Naples, et ce qui fut le royaume de Naples sous l’empire napoléonien occupent une place essentielle dans l’histoire de la maçonnerie en général et de la maçonnerie occultiste et « égyptienne » en particulier.
L’Ordre s’y était installé dans la première moitié du XVIIIème siècle, sous la forme de loges indépendantes, aristocratiques et militaires, fortement liées à des familles princières locales comme celle de Raimondo di Sangro, prince de Sansevero, passé à la postérité pour avoir fait réaliser les étranges et effrayants décors de la chapelle Santa Maria della pietà, aujourd’hui haut lieu du tourisme napolitain.

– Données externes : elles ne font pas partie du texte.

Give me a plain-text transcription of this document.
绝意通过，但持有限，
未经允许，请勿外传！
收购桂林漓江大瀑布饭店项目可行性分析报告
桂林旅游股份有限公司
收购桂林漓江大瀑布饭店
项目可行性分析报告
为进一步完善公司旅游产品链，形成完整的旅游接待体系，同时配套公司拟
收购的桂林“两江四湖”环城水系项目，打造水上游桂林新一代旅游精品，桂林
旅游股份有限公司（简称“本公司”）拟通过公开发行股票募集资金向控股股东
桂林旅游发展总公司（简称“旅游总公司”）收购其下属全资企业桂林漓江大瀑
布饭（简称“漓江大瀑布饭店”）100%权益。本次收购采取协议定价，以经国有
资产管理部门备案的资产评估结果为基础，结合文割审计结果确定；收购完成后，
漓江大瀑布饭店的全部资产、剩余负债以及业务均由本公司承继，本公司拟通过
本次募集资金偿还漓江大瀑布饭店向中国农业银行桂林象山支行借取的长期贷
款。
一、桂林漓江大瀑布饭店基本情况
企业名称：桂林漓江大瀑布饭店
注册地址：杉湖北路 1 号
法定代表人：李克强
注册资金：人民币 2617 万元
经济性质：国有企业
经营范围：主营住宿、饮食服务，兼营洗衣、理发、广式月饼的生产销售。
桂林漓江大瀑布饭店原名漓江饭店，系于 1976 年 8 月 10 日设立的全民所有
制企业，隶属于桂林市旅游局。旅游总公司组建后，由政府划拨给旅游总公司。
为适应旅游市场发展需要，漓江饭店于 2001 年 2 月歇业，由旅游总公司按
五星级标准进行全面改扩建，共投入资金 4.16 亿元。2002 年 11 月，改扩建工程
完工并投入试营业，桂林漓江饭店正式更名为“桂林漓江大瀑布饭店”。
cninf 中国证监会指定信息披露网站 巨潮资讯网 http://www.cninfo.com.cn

À la même époque, le chevalier Luigi d’Acquino fonda la loge La Stella en relation avec la loge mère écossaise de Marseille. Il introduisit la légende templière, se posant ainsi en précurseur de la Stricte Observance Templière allemande. Autre personnage haut en couleur, le baron Louis de Tschoudy, fondateur de plusieurs loges dans la région de Metz s’illustra à Naples en rédigeant deux pamphlets réagissant contre les bulles papales prononçant le bannissement de la maçonnerie.
Mais cette galerie de portraits serait incomplète si l’on n’y rencontrait la haute figure de Joseph Balsamo, alias Cagliostro qui prétendit que ses « connaissances » alchimiques lui avaient été enseignées à Naples, par « un Prince qui avait une grande passion pour la chimie ».
Certains avancent que le système des Arcana Arcanorum dit « Échelle de Naples », en vigueur dans les hauts grades du rite égyptien de Misraïm aurait été transmis au « Grand Cophte » dans les milieux occultistes napolitains. Plus vraisemblablement, c’est aux inventeurs du rite de Misraïm, les frères Bédarrides qui servaient dans l’armée de Joachim Murat devenu roi de Naples sous l’Empire, que l’on doit, sinon l’invention, du moins la transmission de ces mystérieuses arcanes qui continuent de faire couler et feront encore couler beaucoup d’encre.
Et pas que de l’encre. Dans les loges de Naples, quand on porte des santés, c’est parfois en faisant couler dans les verres, le fameux Lacrima Christi. Les vins du Vésuve, déjà appréciés à l’époque romaine sont issus de vignobles situés sur les pentes du volcan. Au fil des siècles, la renommée de ce vin s’est assise sur la légende selon laquelle « Dieu reconnaissant dans le golfe de Naples un lambeau du ciel arraché par Lucifer pendant sa chute vers les enfers, pleura et là où les larmes divines tombèrent surgit la vigne du Lacrima Christi ». Curzio Malaparte dans son roman La peau rappelle cette légende en invitant à boire questo sacro, antico vino. Ce vin est donc autant ancré dans l’histoire napolitaine que les mystères attachés à l’histoire de l’art royal dans cette ville fascinante.